Dr. Tricia Diamond draws on her experience directing a $386 million ARPA Implementation PMO where every allocation decision was subject to federal audit, every requirement was traceable to a community outcome, and the cost of an undetected error was measured in potential clawback of public funds to present a practitioner’s framework for AI governance in high-stakes programme environments. This session examines the specific conditions under which AI errors go undetected in organisational workflows, the governance structures that prevent them, and the accountability architecture that makes AI-assisted decision-making defensible under scrutiny.
This is not a theoretical session about responsible AI. It is a direct account of what governance looks like when the stakes are real, the scrutiny is constant, and the humans in the loop must be able to explain every decision to a federal auditor.
Key Takeaways
• The three organisational conditions that allow AI errors to compound undetected in high-stakes programme environments, and the governance structures that interrupt each one.

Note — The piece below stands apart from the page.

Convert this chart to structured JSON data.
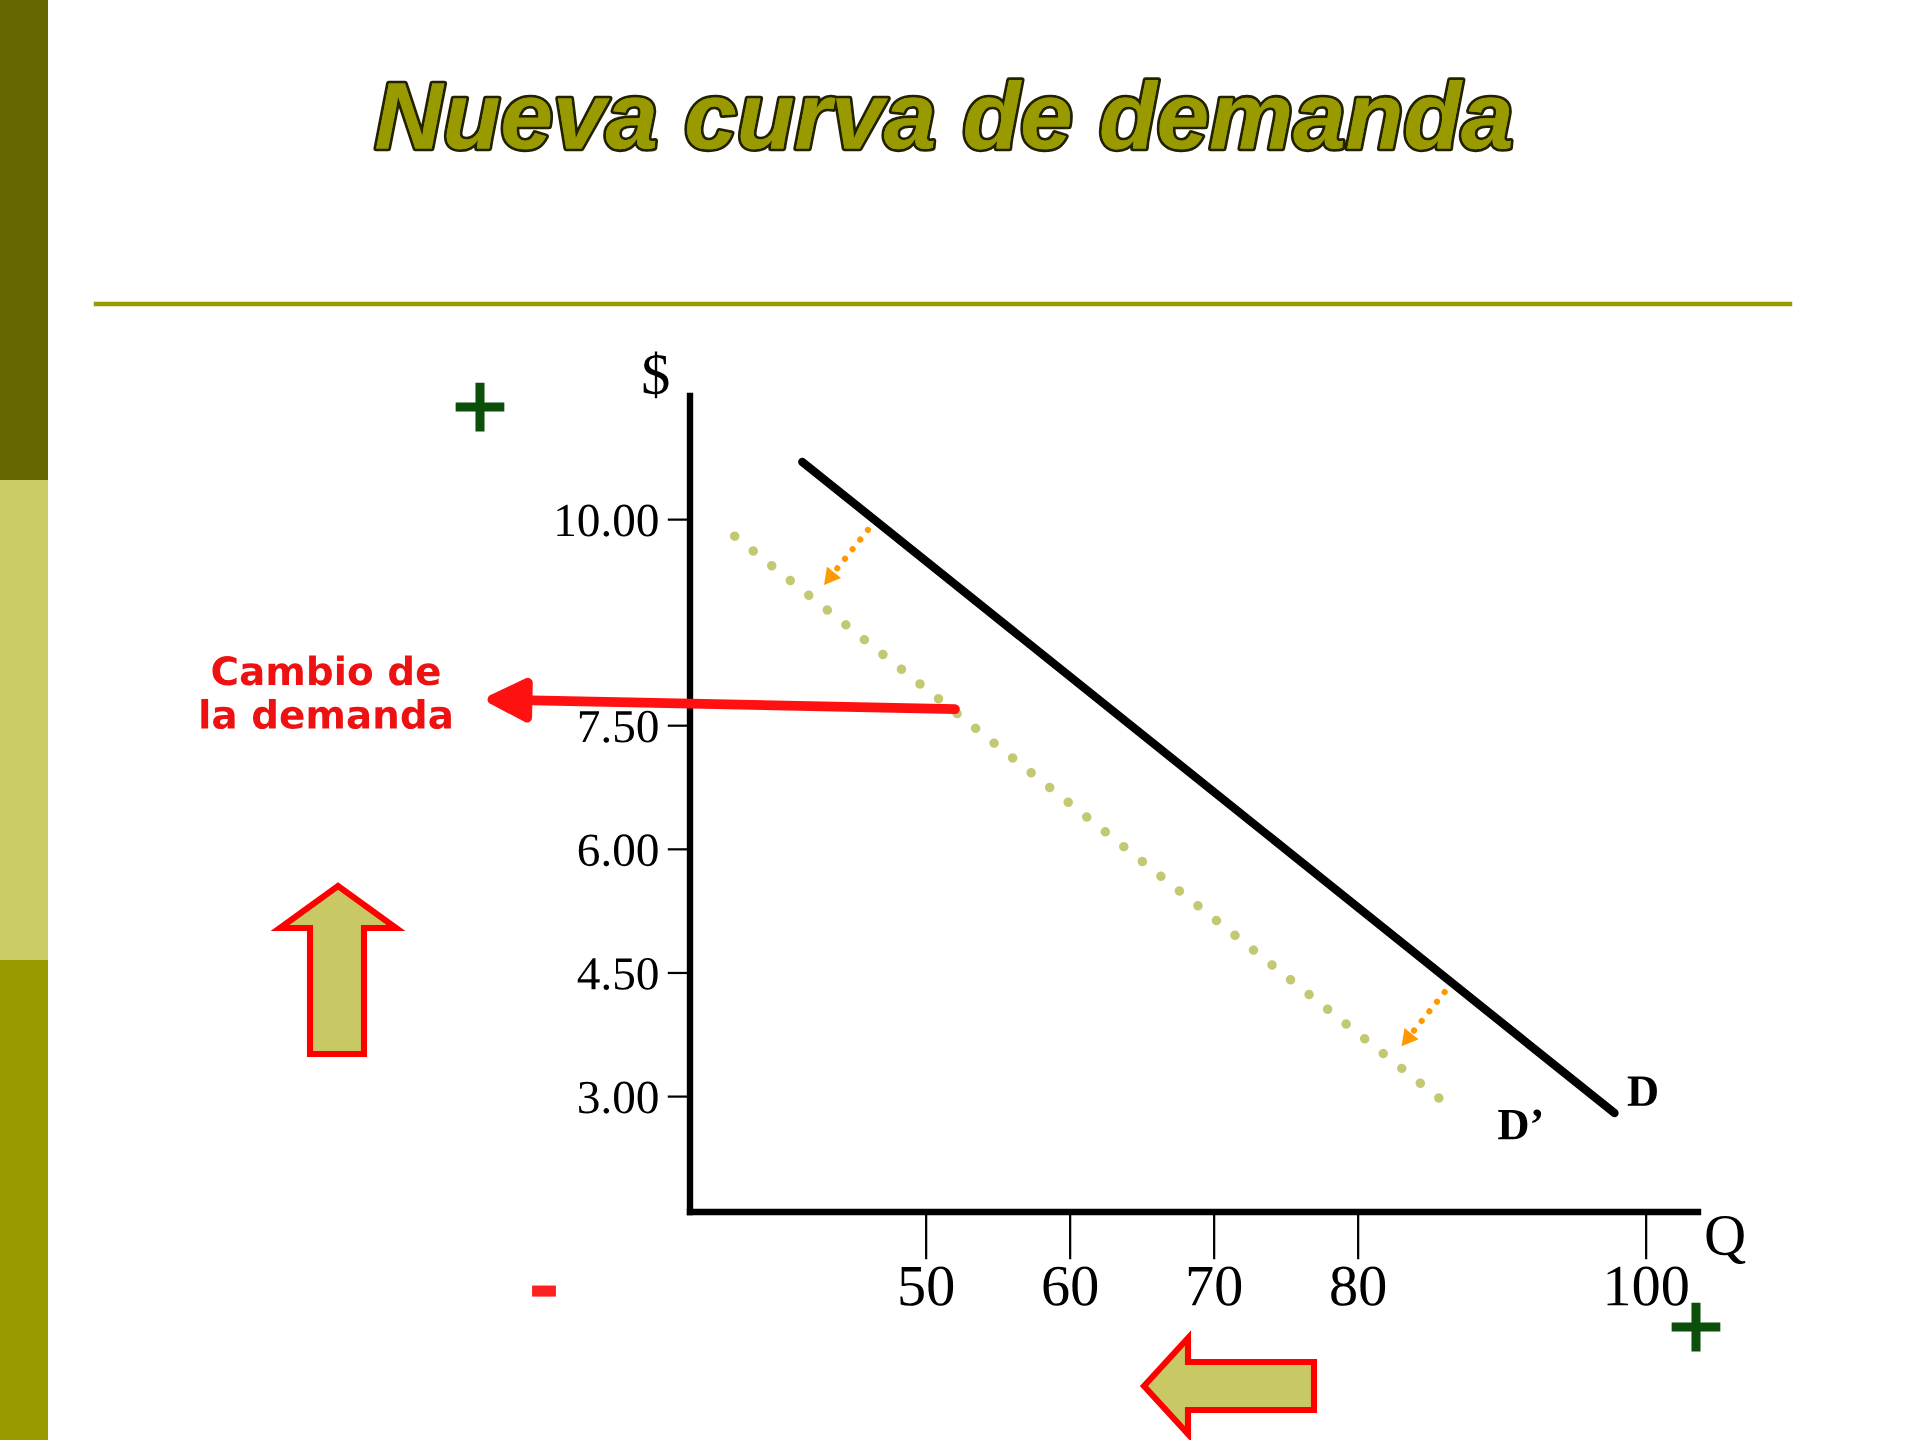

• How to design human-in-the-loop validation checkpoints that are genuinely effective rather than performative, including the accountability assignment that makes them function under operational pressure.
• A practical AI governance framework drawn from federal programme management practice that is transferable to any high-stakes delivery environment — healthcare, finance, government services, infrastructure.

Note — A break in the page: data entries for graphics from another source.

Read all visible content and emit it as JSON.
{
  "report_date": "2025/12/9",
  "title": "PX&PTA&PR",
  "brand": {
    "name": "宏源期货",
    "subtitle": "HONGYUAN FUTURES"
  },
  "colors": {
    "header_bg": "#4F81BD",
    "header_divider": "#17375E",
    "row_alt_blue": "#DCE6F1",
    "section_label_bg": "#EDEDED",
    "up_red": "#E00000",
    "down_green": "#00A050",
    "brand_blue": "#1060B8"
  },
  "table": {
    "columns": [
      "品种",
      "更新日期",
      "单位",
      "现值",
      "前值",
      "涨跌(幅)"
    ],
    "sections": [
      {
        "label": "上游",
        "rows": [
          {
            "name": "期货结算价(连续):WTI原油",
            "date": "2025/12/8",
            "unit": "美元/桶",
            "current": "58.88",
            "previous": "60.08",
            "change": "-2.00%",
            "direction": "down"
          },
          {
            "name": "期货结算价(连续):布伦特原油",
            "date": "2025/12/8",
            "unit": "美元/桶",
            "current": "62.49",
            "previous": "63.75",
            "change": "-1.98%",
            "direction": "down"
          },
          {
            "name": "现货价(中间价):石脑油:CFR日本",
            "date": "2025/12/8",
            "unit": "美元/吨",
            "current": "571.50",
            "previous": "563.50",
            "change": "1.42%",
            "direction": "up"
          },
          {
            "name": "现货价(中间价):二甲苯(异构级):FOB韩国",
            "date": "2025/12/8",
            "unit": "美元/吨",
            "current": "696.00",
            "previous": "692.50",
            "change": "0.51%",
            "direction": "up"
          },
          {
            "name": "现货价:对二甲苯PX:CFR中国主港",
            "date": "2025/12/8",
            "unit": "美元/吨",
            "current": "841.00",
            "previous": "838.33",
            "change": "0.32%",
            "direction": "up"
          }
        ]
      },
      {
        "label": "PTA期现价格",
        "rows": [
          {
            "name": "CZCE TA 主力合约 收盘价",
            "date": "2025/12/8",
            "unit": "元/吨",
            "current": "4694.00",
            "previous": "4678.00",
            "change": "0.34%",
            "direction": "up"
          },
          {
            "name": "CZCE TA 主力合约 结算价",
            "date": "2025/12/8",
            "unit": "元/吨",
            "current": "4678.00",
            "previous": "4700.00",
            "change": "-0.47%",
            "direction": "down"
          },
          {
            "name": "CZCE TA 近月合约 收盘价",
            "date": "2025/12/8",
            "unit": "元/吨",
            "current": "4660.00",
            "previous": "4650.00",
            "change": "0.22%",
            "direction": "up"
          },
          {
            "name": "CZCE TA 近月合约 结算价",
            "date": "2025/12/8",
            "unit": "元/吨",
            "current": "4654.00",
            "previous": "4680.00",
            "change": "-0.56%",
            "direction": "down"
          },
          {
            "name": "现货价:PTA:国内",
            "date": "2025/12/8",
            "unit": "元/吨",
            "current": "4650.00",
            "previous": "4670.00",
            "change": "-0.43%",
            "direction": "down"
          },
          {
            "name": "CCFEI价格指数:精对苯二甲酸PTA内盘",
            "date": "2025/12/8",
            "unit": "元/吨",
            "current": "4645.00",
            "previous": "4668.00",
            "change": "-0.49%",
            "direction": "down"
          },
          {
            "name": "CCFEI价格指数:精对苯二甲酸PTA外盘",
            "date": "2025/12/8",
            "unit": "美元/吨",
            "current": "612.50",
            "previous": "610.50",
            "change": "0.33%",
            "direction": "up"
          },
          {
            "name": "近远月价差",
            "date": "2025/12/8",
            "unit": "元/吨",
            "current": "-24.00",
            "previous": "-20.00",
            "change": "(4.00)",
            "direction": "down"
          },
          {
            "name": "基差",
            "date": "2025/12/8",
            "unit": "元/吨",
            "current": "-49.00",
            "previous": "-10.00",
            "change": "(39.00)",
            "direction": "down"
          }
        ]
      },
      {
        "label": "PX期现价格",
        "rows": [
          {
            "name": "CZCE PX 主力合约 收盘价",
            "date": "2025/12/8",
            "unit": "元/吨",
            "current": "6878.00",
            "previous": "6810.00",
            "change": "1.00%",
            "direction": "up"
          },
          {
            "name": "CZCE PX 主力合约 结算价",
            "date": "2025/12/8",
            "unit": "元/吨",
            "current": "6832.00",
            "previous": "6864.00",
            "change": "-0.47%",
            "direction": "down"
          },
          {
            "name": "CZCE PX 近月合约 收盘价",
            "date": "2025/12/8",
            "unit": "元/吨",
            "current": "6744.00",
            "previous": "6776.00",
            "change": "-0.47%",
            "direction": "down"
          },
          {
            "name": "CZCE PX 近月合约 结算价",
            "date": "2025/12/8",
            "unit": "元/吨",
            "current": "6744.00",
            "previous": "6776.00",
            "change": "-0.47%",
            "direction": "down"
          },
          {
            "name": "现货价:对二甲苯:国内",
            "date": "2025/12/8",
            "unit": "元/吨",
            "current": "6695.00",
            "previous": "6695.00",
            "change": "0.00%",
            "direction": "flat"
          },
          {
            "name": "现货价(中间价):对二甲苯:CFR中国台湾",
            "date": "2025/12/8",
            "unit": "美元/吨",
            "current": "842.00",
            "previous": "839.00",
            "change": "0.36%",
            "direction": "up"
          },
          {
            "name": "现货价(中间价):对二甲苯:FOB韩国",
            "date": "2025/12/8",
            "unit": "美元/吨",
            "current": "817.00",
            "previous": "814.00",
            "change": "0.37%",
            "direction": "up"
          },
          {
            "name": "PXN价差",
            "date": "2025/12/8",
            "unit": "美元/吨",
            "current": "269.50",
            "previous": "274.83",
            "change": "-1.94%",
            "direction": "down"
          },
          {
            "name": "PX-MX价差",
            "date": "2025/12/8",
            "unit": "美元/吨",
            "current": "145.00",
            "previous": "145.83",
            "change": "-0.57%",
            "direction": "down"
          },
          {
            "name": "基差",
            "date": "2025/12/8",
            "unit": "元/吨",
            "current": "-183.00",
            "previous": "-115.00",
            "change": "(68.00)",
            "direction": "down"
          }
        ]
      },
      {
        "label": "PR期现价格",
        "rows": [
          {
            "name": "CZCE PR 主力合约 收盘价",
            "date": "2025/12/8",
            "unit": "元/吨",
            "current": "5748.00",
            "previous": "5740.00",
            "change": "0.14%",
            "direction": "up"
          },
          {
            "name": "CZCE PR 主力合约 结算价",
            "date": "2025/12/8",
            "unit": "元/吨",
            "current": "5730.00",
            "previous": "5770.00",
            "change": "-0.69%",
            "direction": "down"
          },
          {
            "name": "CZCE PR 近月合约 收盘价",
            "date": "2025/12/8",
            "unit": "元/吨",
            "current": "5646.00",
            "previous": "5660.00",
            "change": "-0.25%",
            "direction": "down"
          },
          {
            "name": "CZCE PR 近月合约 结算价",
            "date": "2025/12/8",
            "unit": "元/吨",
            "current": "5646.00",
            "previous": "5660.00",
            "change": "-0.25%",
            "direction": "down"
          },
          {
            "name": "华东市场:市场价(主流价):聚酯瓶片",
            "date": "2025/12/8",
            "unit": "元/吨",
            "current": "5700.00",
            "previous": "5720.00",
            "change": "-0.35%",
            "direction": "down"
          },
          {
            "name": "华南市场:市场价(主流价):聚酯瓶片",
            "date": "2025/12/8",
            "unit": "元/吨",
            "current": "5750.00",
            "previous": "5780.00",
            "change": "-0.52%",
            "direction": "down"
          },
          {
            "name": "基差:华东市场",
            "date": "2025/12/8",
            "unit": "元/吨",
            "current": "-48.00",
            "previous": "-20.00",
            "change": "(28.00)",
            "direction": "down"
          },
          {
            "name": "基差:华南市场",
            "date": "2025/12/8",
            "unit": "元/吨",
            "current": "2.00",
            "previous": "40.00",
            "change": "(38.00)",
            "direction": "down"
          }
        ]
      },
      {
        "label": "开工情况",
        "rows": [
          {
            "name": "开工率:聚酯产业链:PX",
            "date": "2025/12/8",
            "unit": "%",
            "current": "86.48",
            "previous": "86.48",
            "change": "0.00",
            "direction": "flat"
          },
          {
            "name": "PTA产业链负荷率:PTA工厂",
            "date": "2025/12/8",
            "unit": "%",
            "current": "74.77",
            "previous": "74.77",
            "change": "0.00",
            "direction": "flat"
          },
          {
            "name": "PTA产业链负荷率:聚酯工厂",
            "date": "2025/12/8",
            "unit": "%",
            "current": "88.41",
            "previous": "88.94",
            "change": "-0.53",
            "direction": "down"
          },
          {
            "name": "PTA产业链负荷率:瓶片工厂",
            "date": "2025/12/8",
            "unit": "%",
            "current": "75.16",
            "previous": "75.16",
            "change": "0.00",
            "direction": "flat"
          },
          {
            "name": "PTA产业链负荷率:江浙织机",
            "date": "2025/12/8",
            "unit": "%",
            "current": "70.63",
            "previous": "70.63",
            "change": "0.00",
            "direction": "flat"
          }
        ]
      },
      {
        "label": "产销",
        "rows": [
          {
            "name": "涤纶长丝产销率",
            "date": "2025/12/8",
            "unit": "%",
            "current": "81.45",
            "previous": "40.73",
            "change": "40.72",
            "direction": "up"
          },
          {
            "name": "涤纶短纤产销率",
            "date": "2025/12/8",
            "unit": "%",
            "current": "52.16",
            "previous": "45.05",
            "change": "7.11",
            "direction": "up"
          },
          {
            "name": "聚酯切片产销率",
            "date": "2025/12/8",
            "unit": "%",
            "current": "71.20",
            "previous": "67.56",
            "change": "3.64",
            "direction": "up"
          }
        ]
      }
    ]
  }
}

• How to build the documentation and traceability practices that make AI-assisted decisions auditable, defensible, and correctable after the fact.
• Why the accountability gap between AI output and human responsibility is the most consequential and least addressed dimension of AI governance in organisations today, and what closing it actually requires.
How This Session Aligns With the Conference Theme
The conference’s Ethical AI and Governance track is explicitly seeking content on bias mitigation, regulatory frameworks, privacy, and transparent AI systems. This session contributes a practitioner-level case study perspective that is rare in AI governance discourse: not a policy researcher or a vendor, but a programme director who built and operated AI-assisted governance systems in a federally scrutinised environment and can speak directly to what worked, what failed, and what the accountability architecture actually needs to look like.
Intended Audience and Prerequisites
Advanced. Intended for senior leaders, programme directors, governance professionals, and policy practitioners who are responsible for AI adoption decisions in environments where errors carry regulatory, financial, or community consequences. Assumes basic familiarity with AI concepts and organisational governance frameworks.